Of his connection with the early history of Lowell, it is stated that, before the water-power was discovered there, he went as agent of the purchasers, to Gardiner, Me., and tried to buy of R. H. Gardiner, Esq., the great water privilege belonging to his estate. Mr. Gardiner would not sell, but was willing to lease it. Kirk Boott would not agree to this, or Lowell might now have been on the Kennebec in Maine. Then he came to Chelmsford, and saw the great Merrimack River and its possibilities, and set himself shrewdly to work to buy land on its banks, including the water-power. He represented to the simple farmers that he was going to raise fruit and wool, and they, knowing nothing of “mill privileges,” believed him, and sold the greatest water-power in New England for almost nothing. When they discovered his real design in buying the land, and the chance for making money that they had lost, they were angry enough. A song was made about it, and sung by everybody. It began thus:—
There came a young man from the old countree,
The Merrimack River he happened to see,
What a capital place for mills, quoth he,
Ri-toot, ri-noot, ri-toot, ri-noot, riumpty, ri-tooten-a.

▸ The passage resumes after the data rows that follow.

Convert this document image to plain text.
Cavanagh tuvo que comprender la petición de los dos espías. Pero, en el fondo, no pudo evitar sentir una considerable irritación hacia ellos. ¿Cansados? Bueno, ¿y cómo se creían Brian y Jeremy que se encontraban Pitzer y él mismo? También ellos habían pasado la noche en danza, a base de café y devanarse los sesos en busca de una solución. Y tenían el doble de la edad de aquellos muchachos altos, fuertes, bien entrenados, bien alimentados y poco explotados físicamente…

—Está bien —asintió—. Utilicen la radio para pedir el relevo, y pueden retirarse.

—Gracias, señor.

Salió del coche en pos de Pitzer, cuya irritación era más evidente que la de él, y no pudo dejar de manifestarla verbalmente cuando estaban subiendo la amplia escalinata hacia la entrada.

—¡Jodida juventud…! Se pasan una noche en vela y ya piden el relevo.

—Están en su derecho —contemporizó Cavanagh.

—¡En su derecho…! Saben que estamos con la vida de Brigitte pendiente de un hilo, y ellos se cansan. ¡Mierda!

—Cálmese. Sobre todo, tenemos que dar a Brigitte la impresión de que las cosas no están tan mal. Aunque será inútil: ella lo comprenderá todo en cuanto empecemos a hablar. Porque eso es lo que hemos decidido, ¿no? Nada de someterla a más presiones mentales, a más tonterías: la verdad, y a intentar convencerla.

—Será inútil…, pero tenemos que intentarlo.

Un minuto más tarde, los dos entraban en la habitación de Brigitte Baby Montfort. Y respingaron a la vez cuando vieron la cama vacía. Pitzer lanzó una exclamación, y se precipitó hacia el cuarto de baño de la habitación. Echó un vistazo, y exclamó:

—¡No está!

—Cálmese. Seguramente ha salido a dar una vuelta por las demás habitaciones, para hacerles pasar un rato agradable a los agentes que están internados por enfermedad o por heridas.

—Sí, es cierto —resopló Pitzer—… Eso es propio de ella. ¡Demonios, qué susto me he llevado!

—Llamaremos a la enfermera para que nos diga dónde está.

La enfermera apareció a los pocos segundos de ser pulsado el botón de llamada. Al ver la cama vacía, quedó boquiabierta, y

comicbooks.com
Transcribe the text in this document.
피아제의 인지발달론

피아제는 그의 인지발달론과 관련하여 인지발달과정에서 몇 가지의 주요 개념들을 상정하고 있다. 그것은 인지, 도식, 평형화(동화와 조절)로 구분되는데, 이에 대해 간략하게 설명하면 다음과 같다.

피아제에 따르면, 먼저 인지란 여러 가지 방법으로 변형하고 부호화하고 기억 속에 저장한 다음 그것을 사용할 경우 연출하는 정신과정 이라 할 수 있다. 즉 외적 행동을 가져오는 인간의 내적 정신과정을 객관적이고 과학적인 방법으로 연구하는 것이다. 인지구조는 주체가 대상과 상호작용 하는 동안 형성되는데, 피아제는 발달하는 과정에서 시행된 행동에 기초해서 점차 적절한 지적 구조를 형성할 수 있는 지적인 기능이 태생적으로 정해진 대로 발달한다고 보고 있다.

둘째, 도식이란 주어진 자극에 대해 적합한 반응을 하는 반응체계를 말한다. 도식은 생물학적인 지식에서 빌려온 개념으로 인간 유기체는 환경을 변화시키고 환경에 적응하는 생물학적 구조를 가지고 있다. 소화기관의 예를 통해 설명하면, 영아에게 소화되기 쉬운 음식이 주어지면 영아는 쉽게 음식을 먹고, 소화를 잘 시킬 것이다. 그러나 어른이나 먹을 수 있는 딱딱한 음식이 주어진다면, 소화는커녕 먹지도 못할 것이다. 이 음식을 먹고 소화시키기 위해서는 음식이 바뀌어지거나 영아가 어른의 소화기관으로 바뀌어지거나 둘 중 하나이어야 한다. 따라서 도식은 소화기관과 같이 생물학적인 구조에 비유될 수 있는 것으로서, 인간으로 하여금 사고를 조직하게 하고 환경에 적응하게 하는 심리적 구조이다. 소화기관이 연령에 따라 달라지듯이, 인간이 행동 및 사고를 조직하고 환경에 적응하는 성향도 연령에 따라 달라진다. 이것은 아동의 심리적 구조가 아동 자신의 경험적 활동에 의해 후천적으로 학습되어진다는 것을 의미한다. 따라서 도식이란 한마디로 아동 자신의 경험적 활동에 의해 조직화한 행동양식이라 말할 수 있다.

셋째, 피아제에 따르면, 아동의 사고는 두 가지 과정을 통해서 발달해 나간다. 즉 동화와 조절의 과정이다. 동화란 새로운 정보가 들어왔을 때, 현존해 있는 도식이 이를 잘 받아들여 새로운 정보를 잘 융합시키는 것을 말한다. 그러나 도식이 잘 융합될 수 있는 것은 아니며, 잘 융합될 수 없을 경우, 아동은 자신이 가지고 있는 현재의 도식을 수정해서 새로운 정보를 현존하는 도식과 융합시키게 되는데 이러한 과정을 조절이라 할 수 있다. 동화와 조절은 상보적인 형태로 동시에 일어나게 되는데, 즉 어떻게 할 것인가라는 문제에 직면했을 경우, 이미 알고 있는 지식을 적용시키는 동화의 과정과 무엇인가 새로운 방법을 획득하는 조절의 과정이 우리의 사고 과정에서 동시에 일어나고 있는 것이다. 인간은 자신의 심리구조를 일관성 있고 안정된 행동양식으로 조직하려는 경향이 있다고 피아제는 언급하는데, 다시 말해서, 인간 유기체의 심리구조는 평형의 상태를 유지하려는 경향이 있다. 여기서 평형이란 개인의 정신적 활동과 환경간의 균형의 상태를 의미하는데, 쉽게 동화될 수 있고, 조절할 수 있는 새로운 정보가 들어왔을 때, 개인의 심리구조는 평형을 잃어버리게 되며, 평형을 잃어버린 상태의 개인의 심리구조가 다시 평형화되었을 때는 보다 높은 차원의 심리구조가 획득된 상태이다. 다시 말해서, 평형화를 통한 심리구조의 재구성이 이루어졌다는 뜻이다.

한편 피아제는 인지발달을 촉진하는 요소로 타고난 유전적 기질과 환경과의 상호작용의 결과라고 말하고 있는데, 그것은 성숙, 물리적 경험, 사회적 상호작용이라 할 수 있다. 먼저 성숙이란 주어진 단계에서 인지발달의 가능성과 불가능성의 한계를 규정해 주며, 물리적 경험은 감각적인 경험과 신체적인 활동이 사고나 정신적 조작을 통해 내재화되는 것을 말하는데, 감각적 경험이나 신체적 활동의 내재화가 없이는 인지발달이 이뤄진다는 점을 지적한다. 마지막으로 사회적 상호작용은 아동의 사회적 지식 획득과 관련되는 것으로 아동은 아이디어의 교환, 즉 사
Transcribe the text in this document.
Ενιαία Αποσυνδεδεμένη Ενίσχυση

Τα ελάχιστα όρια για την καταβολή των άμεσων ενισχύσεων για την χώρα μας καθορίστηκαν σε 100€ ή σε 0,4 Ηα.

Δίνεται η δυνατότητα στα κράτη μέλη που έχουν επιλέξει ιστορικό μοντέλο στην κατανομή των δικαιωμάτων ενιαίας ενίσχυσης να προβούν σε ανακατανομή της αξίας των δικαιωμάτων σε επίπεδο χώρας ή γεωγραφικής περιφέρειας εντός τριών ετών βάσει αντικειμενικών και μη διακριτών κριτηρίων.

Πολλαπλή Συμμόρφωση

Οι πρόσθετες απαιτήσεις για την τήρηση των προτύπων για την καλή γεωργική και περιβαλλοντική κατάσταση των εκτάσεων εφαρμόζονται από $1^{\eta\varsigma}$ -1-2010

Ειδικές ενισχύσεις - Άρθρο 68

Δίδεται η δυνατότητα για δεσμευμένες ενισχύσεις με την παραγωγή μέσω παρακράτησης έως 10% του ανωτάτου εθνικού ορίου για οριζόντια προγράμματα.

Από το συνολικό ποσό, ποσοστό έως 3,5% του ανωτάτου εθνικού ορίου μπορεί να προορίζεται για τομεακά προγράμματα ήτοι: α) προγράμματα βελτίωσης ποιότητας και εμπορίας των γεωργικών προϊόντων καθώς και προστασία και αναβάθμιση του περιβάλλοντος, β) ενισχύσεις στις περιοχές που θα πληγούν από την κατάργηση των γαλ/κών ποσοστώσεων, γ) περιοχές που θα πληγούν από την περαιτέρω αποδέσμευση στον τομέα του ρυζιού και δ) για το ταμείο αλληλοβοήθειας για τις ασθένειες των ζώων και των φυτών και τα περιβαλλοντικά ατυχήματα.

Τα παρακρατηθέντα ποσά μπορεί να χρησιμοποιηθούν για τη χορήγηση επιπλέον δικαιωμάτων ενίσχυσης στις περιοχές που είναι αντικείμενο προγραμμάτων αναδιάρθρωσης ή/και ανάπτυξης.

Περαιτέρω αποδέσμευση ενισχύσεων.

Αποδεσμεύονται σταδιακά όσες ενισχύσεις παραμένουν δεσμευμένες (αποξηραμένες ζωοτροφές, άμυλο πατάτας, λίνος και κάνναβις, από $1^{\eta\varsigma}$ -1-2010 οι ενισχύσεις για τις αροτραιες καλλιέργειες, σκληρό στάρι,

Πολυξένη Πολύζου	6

The next verse told how he swindled the farmers by inducing them to sell the water-power for nothing:—
And then these farmers so cute,
They gave all their lands and timber to Boott,
Ri-toot, ri-noot, etc.
He was not popular, and the boys were so afraid of him that they would not go near him willingly, for many of them had known what it was to have his riding-whip come down on their backs. There is one still living who remembers how it felt. This old boy remembers that one Fourth of July Kirk Boott raised the English and American flags over his house, with the Stars and Stripes under the English colors; he would not change them at the suggestion of an indignant mob who had gathered, and they did it for him. Kirk Boott’s house and garden were located on the spot where the Boott Corporation now stands. The house was a very fine mansion and stood near the river, and the garden was a wonder to everybody, fruit and flowers were brought to such perfection. So he did fulfil his promise after a sort to the former owners of the land, for he raised fruit on some of it, and the wool he raised, metaphorically, and pulled (as the song intimated) over the eyes of the deluded farmers.